Question

The probability that a certain kind of component will survive a given shock is $\dfrac{3}{4}.$ The probability that among 5 components test at most 3 will survive is $\dfrac{47}{{{2}^{x}}},$ then what is the value of x.

Answer 1

Hint: Now, to find the cases of at most 3, we have to find the values of 0, 1, 2, 3 separately using the formula $P\left( x=r \right)={{\text{ }}^{n}}{{C}_{r}}{{\left( p \right)}^{r}}{{\left( q \right)}^{n-r}}$ where n is the total cases, r is the asked case, p is the probability and q = 1 – p and then add all of them.

Complete step-by-step answer:
In the question, we are said that a probability of certain kind of component will survive a given shock is $\dfrac{3}{4}.$ Now, we are given that the probability among 5 components tested at most 3 will survive in the given form of $\dfrac{47}{{{2}^{x}}}$ and we have to find the value of x.
We have to find the probability for at most three will survive which can be represented as $P\left( x\le 3 \right).$ We can write $P\left( x\le 3 \right)$ as the sum of the values of P(x = 0), P(x = 1), P(x = 2) and P(x = 3).
Now, we will find the values of P(x = 0), P(x = 1), P(x = 3) by using the formula, $P\left( x=r \right)={{\text{ }}^{n}}{{C}_{r}}{{\left( p \right)}^{r}}{{\left( q \right)}^{n-r}}.$
Here, n is the total number of components and r is the number of components chosen, p is the probability of each and q is 1 – p.
Now, we know that n is 5, p is $\dfrac{3}{4}$ and q is $\left( 1-\dfrac{3}{4} \right)$ or $\dfrac{1}{4}.$ So, we can substitute it.
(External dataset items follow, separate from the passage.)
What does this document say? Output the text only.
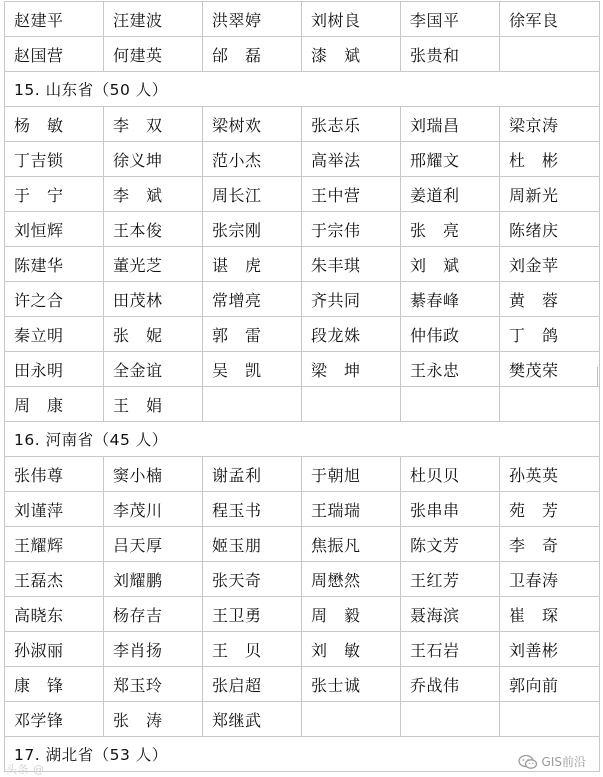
赵建平	汪建波	洪翠婷	刘树良	李国平	徐军良
赵国营	何建英	邰　磊	漆　斌	张贵和	
15. 山东省（50 人）					
杨　敏	李　双	梁树欢	张志乐	刘瑞昌	梁京涛
丁吉锁	徐义坤	范小杰	高举法	邢耀文	杜　彬
于　宁	李　斌	周长江	王中营	姜道利	周新光
刘恒辉	王本俊	张宗刚	于宗伟	张　亮	陈绪庆
陈建华	董光芝	谌　虎	朱丰琪	刘　斌	刘金苹
许之合	田茂林	常增亮	齐共同	綦春峰	黄　蓉
秦立明	张　妮	郭　雷	段龙姝	仲伟政	丁　鸽
田永明	全金谊	吴　凯	梁　坤	王永忠	樊茂荣
周　康	王　娟				
16. 河南省（45 人）					
张伟尊	窦小楠	谢孟利	于朝旭	杜贝贝	孙英英
刘谨萍	李茂川	程玉书	王瑞瑞	张串串	苑　芳
王耀辉	吕天厚	姬玉朋	焦振凡	陈文芳	李　奇
王磊杰	刘耀鹏	张天奇	周懋然	王红芳	卫春涛
高晓东	杨存吉	王卫勇	周　毅	聂海滨	崔　琛
孙淑丽	李肖扬	王　贝	刘　敏	王石岩	刘善彬
康　锋	郑玉玲	张启超	张士诚	乔战伟	郭向前
邓学锋	张　涛	郑继武			
17. 湖北省（53 人）					
头条 @
GIS前沿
So, the value of P(x = 0) is $^{5}{{C}_{0}}{{\left( \dfrac{3}{4} \right)}^{0}}{{\left( \dfrac{1}{4} \right)}^{0}}$ which is equal to $\dfrac{1}{45}$ by using the fact that,
$^{n}{{C}_{r}}=\dfrac{n!}{\left( n-r \right)!r!}$
The value of P(x = 1) is
${{\Rightarrow }^{5}}{{C}_{1}}{{\left( \dfrac{3}{4} \right)}^{1}}{{\left( \dfrac{1}{4} \right)}^{4}}$
$\Rightarrow \dfrac{^{5}{{C}_{1}}\times 3}{{{4}^{5}}}$
$\Rightarrow \dfrac{5\times 3}{{{4}^{5}}}$
$\Rightarrow \dfrac{15}{{{4}^{5}}}$
The value of P(x = 2) is
${{\Rightarrow }^{5}}{{C}_{2}}{{\left( \dfrac{3}{4} \right)}^{2}}{{\left( \dfrac{1}{4} \right)}^{3}}$
$\Rightarrow \dfrac{^{5}{{C}_{2}}\times {{3}^{2}}}{{{4}^{5}}}$
$\Rightarrow \dfrac{5!}{\left( 5-2 \right)!\times 2!}\times \dfrac{9}{{{4}^{5}}}$
$\Rightarrow \dfrac{10\times 9}{{{4}^{5}}}$
$\Rightarrow \dfrac{90}{{{4}^{5}}}$
And finally, the value of P(x = 3) is
${{\Rightarrow }^{5}}{{C}_{3}}{{\left( \dfrac{3}{4} \right)}^{3}}{{\left( \dfrac{1}{4} \right)}^{2}}$
$\Rightarrow \dfrac{^{5}{{C}_{3}}\times {{3}^{3}}}{{{4}^{5}}}$
$\Rightarrow \dfrac{5!}{\left( 5-3 \right)!\times 3!}\times \dfrac{27}{{{4}^{5}}}$
$\Rightarrow \dfrac{10\times 27}{{{4}^{5}}}$
$\Rightarrow \dfrac{270}{{{4}^{5}}}$
Now, we will find the values of $P\left( x\le 3 \right)$ by adding the values of P(x = 0), P(x = 1), P(x = 2) and P(x = 3) which are $\dfrac{1}{{{4}^{5}}},\dfrac{15}{{{4}^{5}}},\dfrac{90}{{{4}^{5}}},\dfrac{270}{{{4}^{5}}}.$ Hence, the value of $P\left( x\le 3 \right)$ is
$\dfrac{1}{{{4}^{5}}}+\dfrac{15}{{{4}^{5}}}+\dfrac{90}{{{4}^{5}}}+\dfrac{270}{{{4}^{5}}}$
$\Rightarrow \dfrac{1+15+90+270}{{{4}^{5}}}$
$\Rightarrow \dfrac{376}{{{4}^{5}}}$
$\Rightarrow \dfrac{8\times 47}{{{2}^{10}}}$
$\Rightarrow \dfrac{47}{{{2}^{7}}}$
So, the probability is $\dfrac{47}{{{2}^{7}}}.$ Now, on comparing the value, we get the value of x as 7.
Therefore, the value of x is 7.

Note: Generally, in many places, one can also see that in the formula, $P\left( x=r \right)={{\text{ }}^{n}}{{C}_{r}}{{\left( p \right)}^{r}}{{\left( 1-p \right)}^{n-r}}$ instead of q, (1 – p) is also there which is also the same as p + q = 1.